The psychopathology (i.e. personality) design combined with experiences / stimulus that an individual receives in their early life are very significant factors. Also, there is no scientific evidence which has shown that "same gender attractions" are genetic in origin (i.e. there is no "gay gene"). In fact, there is good evidence that genetics plays only a small part in the process. While there may be genetic factors involved it is in reality a combination of genetic pre dispositions combined with nurture (learning, training, social expectations, experiences etc.) and the very important issues of any abuse (physical, mental, emotional, sexual), neglect, and/or abandonment. These things combined with the personality design all work in conjunction with each other. There will probably be even more factors discovered as the research continues.
The question has been asked: Does one need not be a conservative Christian in order to change orientations? In other words is religious belief the factor that brings about change? There is a tendency today to equate "conservative Christian" with reparative therapy and such a view is inaccurate. One need not have their organization based solely on "faith healing by divine intervention" in order to believe that change is possible. NARTH is not a religious organization and has therapists who have various levels of religious belief or lack of the same. They have recognized that the science of the mind and scientific practices which affect the way the mind functions is the basis for change. However, they do accommodate religious expression and see its great worth as a tool for the client of faith. Although I realize that many secular organizations such as the American Psychiatric Association and the American Psychological Association have some outspoken members who would lead one to believe that anyone basing their therapy on science would be against reparative therapy, that is not the case. In fact on May 9th, 2001, Dr.
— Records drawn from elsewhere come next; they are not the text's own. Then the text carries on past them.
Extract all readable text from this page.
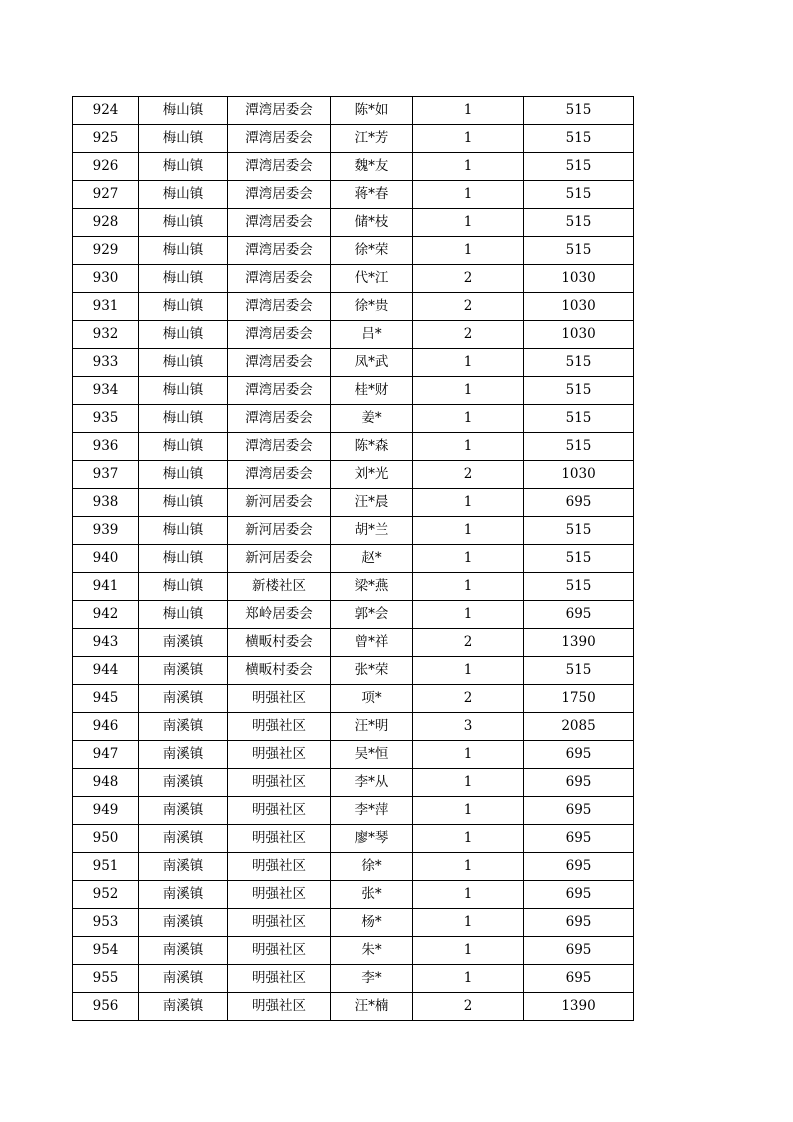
924	梅山镇	潭湾居委会	陈*如	1	515
925	梅山镇	潭湾居委会	江*芳	1	515
926	梅山镇	潭湾居委会	魏*友	1	515
927	梅山镇	潭湾居委会	蒋*春	1	515
928	梅山镇	潭湾居委会	储*枝	1	515
929	梅山镇	潭湾居委会	徐*荣	1	515
930	梅山镇	潭湾居委会	代*江	2	1030
931	梅山镇	潭湾居委会	徐*贵	2	1030
932	梅山镇	潭湾居委会	吕*	2	1030
933	梅山镇	潭湾居委会	凤*武	1	515
934	梅山镇	潭湾居委会	桂*财	1	515
935	梅山镇	潭湾居委会	姜*	1	515
936	梅山镇	潭湾居委会	陈*森	1	515
937	梅山镇	潭湾居委会	刘*光	2	1030
938	梅山镇	新河居委会	汪*晨	1	695
939	梅山镇	新河居委会	胡*兰	1	515
940	梅山镇	新河居委会	赵*	1	515
941	梅山镇	新楼社区	梁*燕	1	515
942	梅山镇	郑岭居委会	郭*会	1	695
943	南溪镇	横畈村委会	曾*祥	2	1390
944	南溪镇	横畈村委会	张*荣	1	515
945	南溪镇	明强社区	项*	2	1750
946	南溪镇	明强社区	汪*明	3	2085
947	南溪镇	明强社区	吴*恒	1	695
948	南溪镇	明强社区	李*从	1	695
949	南溪镇	明强社区	李*萍	1	695
950	南溪镇	明强社区	廖*琴	1	695
951	南溪镇	明强社区	徐*	1	695
952	南溪镇	明强社区	张*	1	695
953	南溪镇	明强社区	杨*	1	695
954	南溪镇	明强社区	朱*	1	695
955	南溪镇	明强社区	李*	1	695
956	南溪镇	明强社区	汪*楠	2	1390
Robert Spitzer will be reporting to the American Psychiatric Association a study he has concluded which "shows a substantial change in sexual orientation which has lasted five or more years".
If is my hope and prayer that somewhere within all of this struggle we can emerge with a ministry to all persons regardless of their circumstances. By remaining in the present "war mentality" regardless of which side wins the war the result will be a loss for everyone.
I would like to conclude with a prayer influenced in part by the book "The Prayer Of Jabez". Lord, help us to offer counsel which will bring healing and hope to those to whom we minister. Protect us from any pain or harm others would cause us for the work we do. But most importantly, protect our parishioners from any unintentional pain or harm we might cause by our counsel. May your will be done. Amen.